6. Minimizing the number of tubes used for ultracentrifugation increases the yield of exosomes because resuspension and pooling is more labor intensive and less reliable when more tubes are used. However, using fewer tubes results in more spins, and this trade-off needs to be considered. For example, a single spin with 5 tubes would be faster, but would result in lower yield. On the other end of the spectrum, 5 consecutive spins with a single tube would maximize recovery, but would be much more time-consuming. Three spins in two tubes or two spins in three tubes would be rational approaches.

7. To remove the last traces of 200,000 x g supernatant, the nearly empty tube can be recentrifuged for 10 min using the same orientation within the rotor, then using a pipette to remove the remaining supernatant, or ultracentrifuge tubes can be tipped upside-down for ~15-30 sec (to avoid a dry pellet) and aspirated inside the tube opening.

8. This procedure may vary slightly if other instruments than the Nanosight LM-10 and if other versions of the NTA software than the 3.1 version are used.

9. Lower temperature and increased viscosity will artificially increase the size of particles during Nanosight Tracking Analysis. Monitoring temperature during data acquisition and ensuring that all sucrose is removed during preparation are essential for accurate sizing data.

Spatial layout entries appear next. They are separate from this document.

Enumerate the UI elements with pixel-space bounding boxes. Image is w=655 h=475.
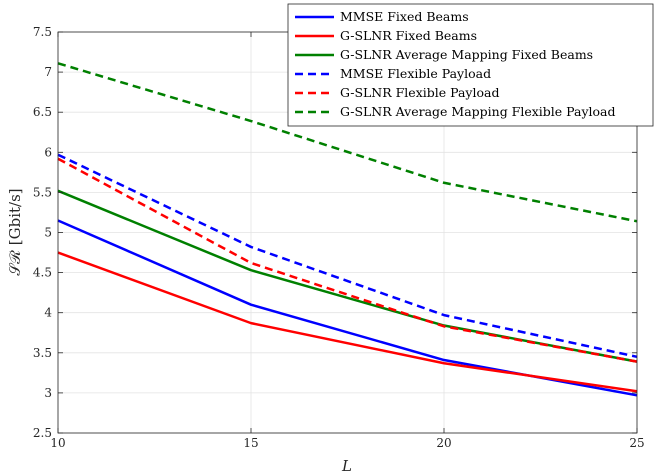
series-line-6: [57, 62, 638, 223]
y-tick-label: 4.5: [33, 266, 52, 280]
x-tick-label: 10: [50, 436, 65, 450]
legend: MMSE Fixed Beams G-SLNR Fixed Beams G-SLNR…: [287, 3, 654, 127]
series-lines: [57, 62, 638, 397]
y-tick-label: 3.5: [33, 346, 52, 360]
x-axis-label: L: [341, 457, 352, 475]
series-line-4: [57, 153, 638, 359]
legend-label: MMSE Fixed Beams: [340, 9, 469, 24]
legend-box: [287, 3, 654, 127]
x-tick-label: 25: [629, 436, 644, 450]
legend-label: MMSE Flexible Payload: [340, 66, 491, 81]
y-tick-label: 5.5: [33, 185, 52, 199]
y-tick-label: 7: [44, 65, 52, 79]
y-tick-label: 3: [44, 386, 52, 400]
axis-ticks: 10 15 20 25 2.5 3 3.5 4 4.5 5 5.5 6 6.5 7 7.5: [33, 25, 645, 450]
y-axis-label: 𝒮ℛ [Gbit/s]: [6, 188, 24, 275]
legend-label: G-SLNR Average Mapping Flexible Payload: [340, 104, 616, 119]
y-tick-label: 2.5: [33, 426, 52, 440]
y-tick-label: 4: [44, 306, 52, 320]
series-line-5: [57, 157, 638, 363]
series-line-2: [57, 251, 638, 393]
y-tick-label: 6.5: [33, 105, 52, 119]
y-tick-label: 7.5: [33, 25, 52, 39]
y-tick-label: 6: [44, 145, 52, 159]
x-tick-label: 20: [436, 436, 451, 450]
y-tick-label: 5: [44, 226, 52, 240]
legend-label: G-SLNR Fixed Beams: [340, 28, 477, 43]
legend-label: G-SLNR Flexible Payload: [340, 85, 499, 100]
x-tick-label: 15: [243, 436, 258, 450]
legend-label: G-SLNR Average Mapping Fixed Beams: [340, 47, 593, 62]
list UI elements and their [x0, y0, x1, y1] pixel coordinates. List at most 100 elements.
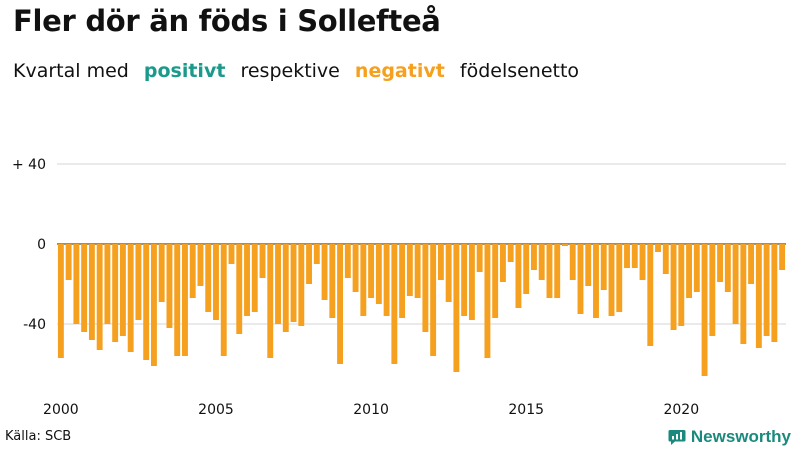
bar	[484, 244, 491, 358]
bar	[647, 244, 654, 346]
bar	[251, 244, 258, 312]
bar	[236, 244, 243, 334]
bar	[406, 244, 413, 296]
bar	[197, 244, 204, 286]
bar	[88, 244, 95, 340]
bar	[112, 244, 119, 342]
bar	[763, 244, 770, 336]
x-tick-label: 2005	[198, 402, 234, 418]
bar	[119, 244, 126, 336]
bar	[337, 244, 344, 364]
subtitle-suffix: födelsenetto	[459, 60, 580, 82]
bar	[244, 244, 250, 316]
bar	[259, 244, 266, 278]
bar	[166, 244, 173, 328]
bar	[531, 244, 537, 270]
bar	[430, 244, 437, 356]
bar	[414, 244, 421, 298]
bar	[399, 244, 406, 318]
x-tick-label: 2015	[508, 402, 544, 418]
bar	[96, 244, 103, 350]
bar	[655, 244, 661, 252]
y-tick-label: -40	[23, 317, 46, 333]
subtitle-prefix: Kvartal med	[13, 60, 129, 82]
brand-logo: Newsworthy	[668, 427, 791, 447]
bar	[267, 244, 274, 358]
bar	[507, 244, 514, 262]
y-axis-labels: + 40 0 -40	[12, 157, 46, 333]
bar	[368, 244, 375, 298]
bar	[329, 244, 336, 318]
bar	[127, 244, 134, 352]
bar	[182, 244, 188, 356]
y-tick-label: + 40	[12, 157, 46, 173]
bar	[143, 244, 150, 360]
bar	[600, 244, 607, 290]
bar	[104, 244, 111, 324]
bar	[306, 244, 312, 284]
x-tick-label: 2000	[43, 402, 79, 418]
gridlines	[57, 163, 786, 325]
bar	[476, 244, 483, 272]
bar	[73, 244, 80, 324]
bar	[461, 244, 468, 316]
bar	[437, 244, 444, 280]
bar	[740, 244, 747, 344]
x-tick-label: 2010	[353, 402, 389, 418]
newsworthy-logo-icon	[668, 429, 686, 445]
bar	[523, 244, 530, 294]
bar	[732, 244, 739, 324]
bar	[135, 244, 142, 320]
subtitle-positive-word: positivt	[143, 60, 226, 82]
bar	[65, 244, 72, 280]
bar	[779, 244, 786, 270]
subtitle-middle: respektive	[240, 60, 340, 82]
bar	[755, 244, 762, 348]
bar	[569, 244, 576, 280]
bar	[709, 244, 716, 336]
bar	[174, 244, 181, 356]
bar	[213, 244, 219, 320]
chart-subtitle: Kvartal med positivt respektive negativt…	[13, 60, 579, 82]
bar	[608, 244, 615, 316]
bar	[499, 244, 506, 282]
bar	[515, 244, 522, 308]
bar	[422, 244, 429, 332]
brand-name: Newsworthy	[690, 427, 791, 446]
bar	[662, 244, 669, 274]
bar	[693, 244, 700, 292]
bar	[445, 244, 452, 302]
bar	[150, 244, 157, 366]
bar	[724, 244, 731, 292]
bar	[453, 244, 460, 372]
bar	[81, 244, 88, 332]
bar	[771, 244, 778, 342]
bar	[282, 244, 289, 332]
bar	[686, 244, 692, 298]
bar	[290, 244, 297, 322]
bar	[391, 244, 398, 364]
bar	[383, 244, 390, 316]
bar	[360, 244, 367, 316]
bar	[717, 244, 724, 282]
bar	[546, 244, 553, 298]
bar	[624, 244, 630, 268]
bar	[670, 244, 677, 330]
bar	[492, 244, 499, 318]
bar	[228, 244, 235, 264]
bar	[748, 244, 755, 284]
subtitle-negative-word: negativt	[354, 60, 445, 82]
bars	[57, 244, 786, 376]
bar	[468, 244, 475, 320]
bar	[375, 244, 382, 304]
bar	[678, 244, 685, 326]
bar	[593, 244, 599, 318]
bar	[158, 244, 165, 302]
bar	[220, 244, 227, 356]
bar	[321, 244, 328, 300]
bar	[577, 244, 584, 314]
bar	[538, 244, 545, 280]
bar	[205, 244, 212, 312]
bar	[189, 244, 196, 298]
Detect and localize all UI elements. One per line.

10. This protocol follows the manufacturer’s recommendations with the addition of a second phase extraction step and the use of phase lock tubes to minimize contamination.

11. To prevent degradation of the sample the extraction should proceed as quickly as possible. Extraction is performed on batches of up to 12 samples. This number can be processed simultaneously using one standard centrifuge.